The galvanizing process used at Wuppermann offers process-related advantages with regard to the ecological balance. The usual cold strip galvanizing process requires the steel strip to be annealed to a temperature of 750° C in a large annealing furnace, which is fired with natural gas or metallurgical gas. Its combustion product is CO2, which is released into the atmosphere. The strip must then be cooled down to the galvanizing temperature. The Wuppermann heat-to-coat process uses a small, inductively (electrically) heated strip heating furnace which heats the steel strip to the galvanizing temperature of 460 - 480° C in seconds. The energy-intensive recrystallization annealing at approx. 750° C is no longer necessary.
The Fraunhofer UMSICHT Institute was commissioned to draw up a greenhouse gas balance for the strip galvanizing process of the Wuppermann Group and to compare it with the cold strip galvanizing process commonly used on the market.
The investigation was based on a life cycle assessment or life cycle analysis according to DIN EN ISO 14040. This provides the framework for assessing the potential environmental impact of a product system over its entire life cycle. The process is divided into four phases: Definition of the objective and scope of the study, Life Cycle Inventory, impact assessment and evaluation. It provides an opportunity to record all relevant potential impacts (with a focus on greenhouse gas emissions) on the environmental media. This climate impact is expressed in kg CO2 equivalents per kg (CO2-eq./kg) of hot-dip galvanized steel strip. The environmental impact of all other greenhouse gas emissions, e.g. methane, is converted via a standardized value into a value comparable to CO2.

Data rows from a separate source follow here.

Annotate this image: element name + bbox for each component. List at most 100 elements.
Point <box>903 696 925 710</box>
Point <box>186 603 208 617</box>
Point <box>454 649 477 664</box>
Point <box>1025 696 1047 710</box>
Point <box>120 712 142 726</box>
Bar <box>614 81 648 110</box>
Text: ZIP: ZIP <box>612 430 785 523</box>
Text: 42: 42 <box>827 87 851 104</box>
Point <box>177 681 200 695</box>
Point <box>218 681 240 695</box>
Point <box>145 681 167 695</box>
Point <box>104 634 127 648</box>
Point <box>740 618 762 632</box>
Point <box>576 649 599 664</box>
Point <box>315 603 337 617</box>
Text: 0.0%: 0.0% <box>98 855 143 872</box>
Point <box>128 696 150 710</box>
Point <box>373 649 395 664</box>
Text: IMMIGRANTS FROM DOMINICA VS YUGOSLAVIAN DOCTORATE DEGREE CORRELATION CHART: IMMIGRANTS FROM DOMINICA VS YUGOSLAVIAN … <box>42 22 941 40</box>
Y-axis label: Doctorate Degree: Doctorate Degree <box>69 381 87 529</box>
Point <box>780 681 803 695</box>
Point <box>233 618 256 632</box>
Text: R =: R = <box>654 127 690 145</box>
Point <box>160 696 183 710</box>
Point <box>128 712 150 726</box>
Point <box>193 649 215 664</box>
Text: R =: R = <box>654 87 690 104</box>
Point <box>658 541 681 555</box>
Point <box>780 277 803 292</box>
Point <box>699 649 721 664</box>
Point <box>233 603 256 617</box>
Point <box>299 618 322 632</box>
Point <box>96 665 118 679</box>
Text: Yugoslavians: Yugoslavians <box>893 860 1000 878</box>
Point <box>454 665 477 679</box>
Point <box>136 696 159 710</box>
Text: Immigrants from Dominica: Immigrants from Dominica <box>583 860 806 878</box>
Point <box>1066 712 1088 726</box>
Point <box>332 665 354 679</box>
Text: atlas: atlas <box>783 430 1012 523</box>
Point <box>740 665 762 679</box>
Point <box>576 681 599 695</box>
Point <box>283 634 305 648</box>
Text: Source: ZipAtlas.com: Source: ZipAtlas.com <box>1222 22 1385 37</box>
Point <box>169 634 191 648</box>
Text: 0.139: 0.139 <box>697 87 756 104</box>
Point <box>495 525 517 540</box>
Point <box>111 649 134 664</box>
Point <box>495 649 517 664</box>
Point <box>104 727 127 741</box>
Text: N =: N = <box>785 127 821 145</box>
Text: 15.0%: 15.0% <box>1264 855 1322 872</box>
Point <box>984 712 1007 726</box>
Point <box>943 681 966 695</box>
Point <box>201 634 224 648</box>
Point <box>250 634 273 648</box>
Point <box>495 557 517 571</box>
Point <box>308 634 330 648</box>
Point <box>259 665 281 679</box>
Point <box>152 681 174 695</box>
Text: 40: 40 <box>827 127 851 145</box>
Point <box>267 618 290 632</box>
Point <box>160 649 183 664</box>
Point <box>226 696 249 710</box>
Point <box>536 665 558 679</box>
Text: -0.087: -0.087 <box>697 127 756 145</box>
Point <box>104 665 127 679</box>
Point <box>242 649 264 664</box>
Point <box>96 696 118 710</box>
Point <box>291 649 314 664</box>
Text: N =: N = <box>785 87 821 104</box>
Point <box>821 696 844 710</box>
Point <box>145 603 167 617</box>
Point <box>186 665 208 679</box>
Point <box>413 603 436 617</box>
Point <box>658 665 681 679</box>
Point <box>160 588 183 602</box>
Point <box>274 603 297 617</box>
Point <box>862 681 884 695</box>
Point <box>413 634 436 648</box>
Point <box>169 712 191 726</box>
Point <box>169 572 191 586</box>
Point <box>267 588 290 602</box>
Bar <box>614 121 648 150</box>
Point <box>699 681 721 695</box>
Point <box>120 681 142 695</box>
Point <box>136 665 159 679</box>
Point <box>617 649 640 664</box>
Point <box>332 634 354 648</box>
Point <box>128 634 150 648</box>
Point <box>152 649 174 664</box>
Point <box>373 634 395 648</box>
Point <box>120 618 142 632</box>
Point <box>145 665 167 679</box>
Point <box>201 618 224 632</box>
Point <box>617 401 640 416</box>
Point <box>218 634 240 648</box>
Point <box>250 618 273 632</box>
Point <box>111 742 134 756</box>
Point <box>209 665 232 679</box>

In order to be able to assess the total environmental impact caused by the production of one kilogram of hot-dip galvanized steel strip with ø Z214 (zinc coating 214 g/m2) or ø Z558 (zinc coating 558 g/m2), a system room extension is required. The concrete life cycle assessment therefore includes not only the primary data of the galvanizing process itself, but also secondary data of downstream or upstream processes. These primarily include the production of zinc, the provision of electricity and the transport of raw materials to the plants.
For the reference process, publicly available data records were used for the production of hot strip, for the production of cold-rolled steel strip, and for the production of galvanized sheet by means of cold-rolled galvanizing. The latter refers to material with a zinc coating thickness of 275 g/m2.
In order to be able to reference against the zinc layer thickness Z275 in the cold strip galvanizing process, the average zinc layer thickness for WSN (Z214) and WA (Z558) was corrected accordingly in the comparative calculation.
The present LCA is primarily a so-called gate-to-gate consideration. The system boundary is quasi defined by the "factory gate". The focus is on the environmental impact caused by the galvanizing process. Only the minor CO2 input caused by the hot strip transport to the plants is included in the calculation. Since the heat-to-coat process at Wuppermann runs via a combined pickling & galvanizing plant, pickling is also included in the LCA. This is not the case with the reference process, as pickling takes place in a separate step before cold rolling. In a direct comparison of processes, the LCA of Wuppermann is thus additionally burdened by the environmental impact of pickling, i.e. it is presented somewhat too negative.
If the system boundary of the reference process is extended to all process steps that take place between the completion of the hot strip and the finished galvanized steel strip, the advantage of the Wuppermann process even increases to 48 % in the case of the Dutch site and to 56 % in the case of production in Judenburg, Austria.